Let’s assume that you’re a millionaire and that one day I find you at an ATM. I pull a gun and order you to withdraw $25,000 from your bank account and give the money to me. You comply. It’s easy to see that my actions are based on force because I’ve got a gun to your head that I’m ready to use. Donate the money to me … or else.
But let’s suppose I take the money and give it to poor children in the inner city, to local churches, and to help poor people get cancer treatments.
Does that change the equation? I think most people would say no. They would say that I’m still a thief, regardless of how I used the money. They would want me prosecuted and punished.
But suppose I am willing to give you partial credit for my goodness. Since it was your money, we could share the limelight for how good we have been to the poor and needy.
Once again, I think that most people would say that that makes no difference at all. They would say that I’m still a thief, notwithstanding the fact that I did good things with the money I took from you.

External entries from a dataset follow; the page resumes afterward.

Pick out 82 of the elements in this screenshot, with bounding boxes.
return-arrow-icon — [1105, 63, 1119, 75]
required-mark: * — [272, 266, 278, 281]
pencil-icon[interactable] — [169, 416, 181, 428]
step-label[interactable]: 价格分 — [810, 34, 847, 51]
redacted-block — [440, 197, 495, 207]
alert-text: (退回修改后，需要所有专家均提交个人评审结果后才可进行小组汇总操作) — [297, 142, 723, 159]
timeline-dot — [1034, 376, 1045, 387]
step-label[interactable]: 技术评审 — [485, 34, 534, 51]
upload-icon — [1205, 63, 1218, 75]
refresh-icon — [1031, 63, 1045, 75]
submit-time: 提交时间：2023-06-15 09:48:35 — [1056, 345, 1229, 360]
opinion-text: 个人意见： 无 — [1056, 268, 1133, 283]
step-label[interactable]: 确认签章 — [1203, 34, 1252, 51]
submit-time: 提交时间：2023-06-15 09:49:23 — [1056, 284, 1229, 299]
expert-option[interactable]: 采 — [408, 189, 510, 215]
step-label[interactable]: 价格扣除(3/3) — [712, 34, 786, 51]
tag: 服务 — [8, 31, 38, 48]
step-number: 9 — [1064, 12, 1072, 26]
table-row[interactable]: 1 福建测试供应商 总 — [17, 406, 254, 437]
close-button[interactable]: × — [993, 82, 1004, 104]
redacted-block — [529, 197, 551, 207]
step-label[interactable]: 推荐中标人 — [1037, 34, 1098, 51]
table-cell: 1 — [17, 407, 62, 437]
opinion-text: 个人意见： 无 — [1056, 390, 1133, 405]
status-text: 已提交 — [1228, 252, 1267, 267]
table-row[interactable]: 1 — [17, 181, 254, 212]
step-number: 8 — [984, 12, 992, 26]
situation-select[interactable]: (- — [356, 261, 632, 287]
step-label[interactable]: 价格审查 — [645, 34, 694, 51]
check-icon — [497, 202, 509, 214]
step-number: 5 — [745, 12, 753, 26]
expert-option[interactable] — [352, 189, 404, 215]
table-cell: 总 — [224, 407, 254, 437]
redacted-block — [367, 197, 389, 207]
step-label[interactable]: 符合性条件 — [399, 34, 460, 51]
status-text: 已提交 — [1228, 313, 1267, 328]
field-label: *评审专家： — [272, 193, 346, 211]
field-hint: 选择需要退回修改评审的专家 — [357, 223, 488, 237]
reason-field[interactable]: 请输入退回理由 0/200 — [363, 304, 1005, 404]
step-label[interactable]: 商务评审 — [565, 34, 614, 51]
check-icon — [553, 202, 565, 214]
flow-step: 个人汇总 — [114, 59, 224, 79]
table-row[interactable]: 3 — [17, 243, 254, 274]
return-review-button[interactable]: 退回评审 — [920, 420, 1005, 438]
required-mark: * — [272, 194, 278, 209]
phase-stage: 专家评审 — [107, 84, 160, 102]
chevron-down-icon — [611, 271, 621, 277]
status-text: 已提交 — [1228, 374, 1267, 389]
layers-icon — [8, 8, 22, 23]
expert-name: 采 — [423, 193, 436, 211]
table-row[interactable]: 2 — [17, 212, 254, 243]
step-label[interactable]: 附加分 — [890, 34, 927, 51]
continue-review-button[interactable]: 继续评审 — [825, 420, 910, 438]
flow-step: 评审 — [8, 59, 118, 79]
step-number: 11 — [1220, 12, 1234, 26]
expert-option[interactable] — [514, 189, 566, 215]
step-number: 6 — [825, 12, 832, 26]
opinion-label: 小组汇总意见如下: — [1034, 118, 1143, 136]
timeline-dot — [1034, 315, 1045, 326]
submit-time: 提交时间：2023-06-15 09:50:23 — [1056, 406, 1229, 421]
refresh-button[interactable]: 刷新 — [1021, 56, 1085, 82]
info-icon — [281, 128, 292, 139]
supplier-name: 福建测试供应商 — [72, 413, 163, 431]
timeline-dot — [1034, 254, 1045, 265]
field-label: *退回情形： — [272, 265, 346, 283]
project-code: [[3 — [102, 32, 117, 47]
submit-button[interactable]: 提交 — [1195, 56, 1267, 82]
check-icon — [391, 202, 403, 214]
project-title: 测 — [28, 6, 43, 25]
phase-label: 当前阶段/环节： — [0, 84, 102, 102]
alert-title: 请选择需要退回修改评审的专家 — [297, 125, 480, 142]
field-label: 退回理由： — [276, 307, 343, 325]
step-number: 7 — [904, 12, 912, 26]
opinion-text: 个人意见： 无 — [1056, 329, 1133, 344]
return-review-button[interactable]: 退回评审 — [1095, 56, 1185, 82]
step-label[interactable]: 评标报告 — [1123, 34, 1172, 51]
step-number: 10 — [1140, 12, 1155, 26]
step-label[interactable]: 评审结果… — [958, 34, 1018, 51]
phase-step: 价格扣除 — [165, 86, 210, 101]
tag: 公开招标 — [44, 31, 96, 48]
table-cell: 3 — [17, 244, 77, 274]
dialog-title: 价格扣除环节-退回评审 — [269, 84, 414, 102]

It’s easy to see that in this example, I do not stand in the same category as the person who donates money to his church or to some scholarship fund. He is voluntarily choosing to make those donations with his own money. I, on the other hand, am donating money that has been forcibly and immorally taken from you through robbery or theft.
The theft example is no different when it comes to Social Security and every other welfare-state program. Under the welfare state way of life, the government uses force to take money from people to whom it belongs in order to give it to people to whom it does not belong. If people resist through non-payment of taxes, they have their properties seized or they’re put in jail. Again, that’s different from the people who are voluntarily helping out others with their own money.
Who are the caring and compassionate people when it comes to Social Security? IRS or Social Security bureaucrats, who collect the money? The president, who enforces the law? Congress, which enacted the law? The judiciary, which upholds the law? The taxpayer, whose money is forcibly taken from him and given to Social Security recipients?
Actually, none of the above. That’s because care and compassion have meaning only within the context of voluntary and willing choices, not actions taken through the use of force or the threat of force.
What about the fact that Social Security has been democratically enacted by a majority of Congress?
Well, can the majority sanction what is basically an immoral act simply by voting to adopt it as part of the governmental structure? What if the majority enacted a law that required everyone to attend church on Sunday? Or a law that prohibited people from reading books that promoted communism?
Wouldn’t most of us oppose such laws? Wouldn’t we say that fundamental rights are not subject to majority vote? Wouldn’t we say that the government should lack the authority to interfere, control, or regulate a person’s religious or intellectual choices?
Why then don’t we say the same with respect to what a person chooses to do with his own money? Why not separate charity and the state, in the same way that our ancestors fortunately separated religion and the state and speech and the state?